Die Macht liegt nun bei Parlament und Regierung

Mit der EU sollen Gespräche über eine Freihandelszone aufgenommen werden. Brüssel kündigte aber bereits an, daß dies den WTO-Beitritt voraussetze. Von einem EU-Beitritt spricht in Brüssel niemand mehr. Gleichzeitig legt das Koalitionspapier fest, daß die Ukraine alle Verpflichtungen aus dem Vertrag über die Gründung eines einheitlichen Wirtschaftsraumes mit Rußland, Kasachstan und Weißrußland einhalten soll.

Janukowitsch verzichtete allerdings auf seine Forderung, Russisch als zweite Amtssprache einzuführen. Außen- und Verteidigungsministerium bleiben in der Hand des Präsidenten, was verfassungsrechtlich außer Zweifel stand. Das wichtige Finanz- und Wirtschaftsministerium wird aber von PR-Vertretern besetzt. Die Moskauer Zeitung Kommersant spekulierte bereits, daß etwa der Stahlkonzern Kriworoschstal, der einst dem "blauen" Oligarchen Rinat Achmetow gehörte und 2005 an den indischen Stahlgiganten Mittal Steel verkauft wurde, wieder zurück in Staatsbesitz gehen könnte.

"Rußland wird auch in Zukunft der strategische Partner der Ukraine sein", erklärte Janukowitsch der russischen Zeitung Iswestija. "Wenn wir Rußland als Partner betrachten, können wir die wichtigsten Probleme lösen" - nicht nur angesichts des Gasstreits vom vergangenen Winter ist dies vordringlich. In der Frage der russischen Erdgaslieferungen werde sich Kiew an geschlossene Verträge halten, kündigte Janukowitsch an. Seine außenpolitischen Reisepläne skizzierte er ebenfalls: "Meine ersten Ziele werden Brüssel, Moskau und die USA sein", sagte der neue Premier.
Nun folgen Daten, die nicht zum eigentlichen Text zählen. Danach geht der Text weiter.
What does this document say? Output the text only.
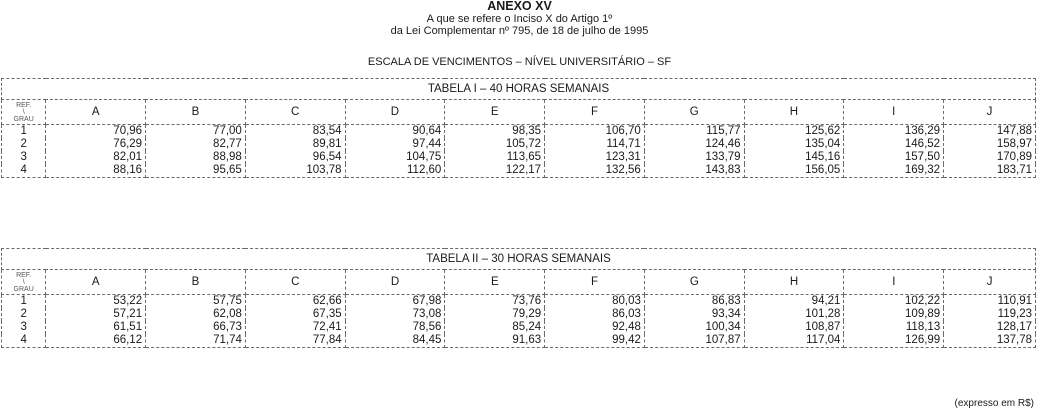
ANEXO XV
A que se refere o Inciso X do Artigo 1º
da Lei Complementar nº 795, de 18 de julho de 1995
ESCALA DE VENCIMENTOS – NÍVEL UNIVERSITÁRIO – SF
TABELA I – 40 HORAS SEMANAIS										

REF.
\
GRAU	A	B	C	D	E	F	G	H	I	J
1	70,96	77,00	83,54	90,64	98,35	106,70	115,77	125,62	136,29	147,88
2	76,29	82,77	89,81	97,44	105,72	114,71	124,46	135,04	146,52	158,97
3	82,01	88,98	96,54	104,75	113,65	123,31	133,79	145,16	157,50	170,89
4	88,16	95,65	103,78	112,60	122,17	132,56	143,83	156,05	169,32	183,71
TABELA II – 30 HORAS SEMANAIS										

REF.
\
GRAU	A	B	C	D	E	F	G	H	I	J
1	53,22	57,75	62,66	67,98	73,76	80,03	86,83	94,21	102,22	110,91
2	57,21	62,08	67,35	73,08	79,29	86,03	93,34	101,28	109,89	119,23
3	61,51	66,73	72,41	78,56	85,24	92,48	100,34	108,87	118,13	128,17
4	66,12	71,74	77,84	84,45	91,63	99,42	107,87	117,04	126,99	137,78
(expresso em R$)
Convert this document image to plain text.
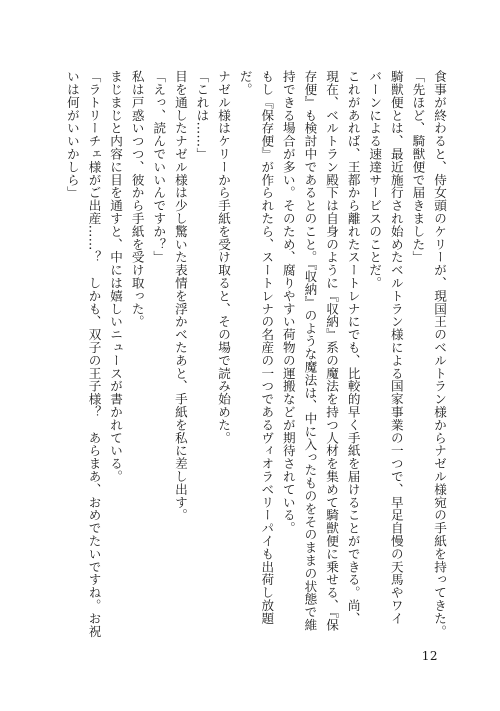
食事が終わると、侍女頭のケリーが、現国王のベルトラン様からナゼル様宛の手紙を持ってきた。
「先ほど、騎獣便で届きました」
騎獣便とは、最近施行され始めたベルトラン様による国家事業の一つで、早足自慢の天馬やワイ
バーンによる速達サービスのことだ。
これがあれば、王都から離れたスートレナにでも、比較的早く手紙を届けることができる。尚、
現在、ベルトラン殿下は自身のように『収納』系の魔法を持つ人材を集めて騎獣便に乗せる、『保
存便』も検討中であるとのこと。『収納』のような魔法は、中に入ったものをそのままの状態で維
持できる場合が多い。そのため、腐りやすい荷物の運搬などが期待されている。
もし『保存便』が作られたら、スートレナの名産の一つであるヴィオラベリーパイも出荷し放題
だ。
ナゼル様はケリーから手紙を受け取ると、その場で読み始めた。
「これは……」
目を通したナゼル様は少し驚いた表情を浮かべたあと、手紙を私に差し出す。
「えっ、読んでいいんですか？」
私は戸惑いつつ、彼から手紙を受け取った。
まじまじと内容に目を通すと、中には嬉しいニュースが書かれている。
「ラトリーチェ様がご出産……？　しかも、双子の王子様？　あらまあ、おめでたいですね。お祝
いは何がいいかしら」
12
Wegen der Verfassungsänderungen liegt die Macht nun bei Parlament und Regierung, der Präsident hat nur noch wenige Kompetenzen - die "Orangene Revolution" hat damit ihr Ende gefunden hat. Sicher wird der Block Julia Timoschenkos - derzeit einzige Oppositionsfraktion mit über einem Viertel der Sitze - nun zum Sammelbecken aller Regierungsgegner werden. Darin dürfte sich die Rolle der "Eisernen Lady" aber auch erschöpfen - selbst wenn weitere bitter enttäuschte Überläufer aus BNU und SPU ihren BJuT stärken.

 

Prof. Dr. Wolfgang Seiffert war Direktor des Instituts für osteuropäisches Recht in Kiel. Er lehrte auch am Zentrum für deutsches Recht der Russischen Akademie der Wissenschaften in Moskau.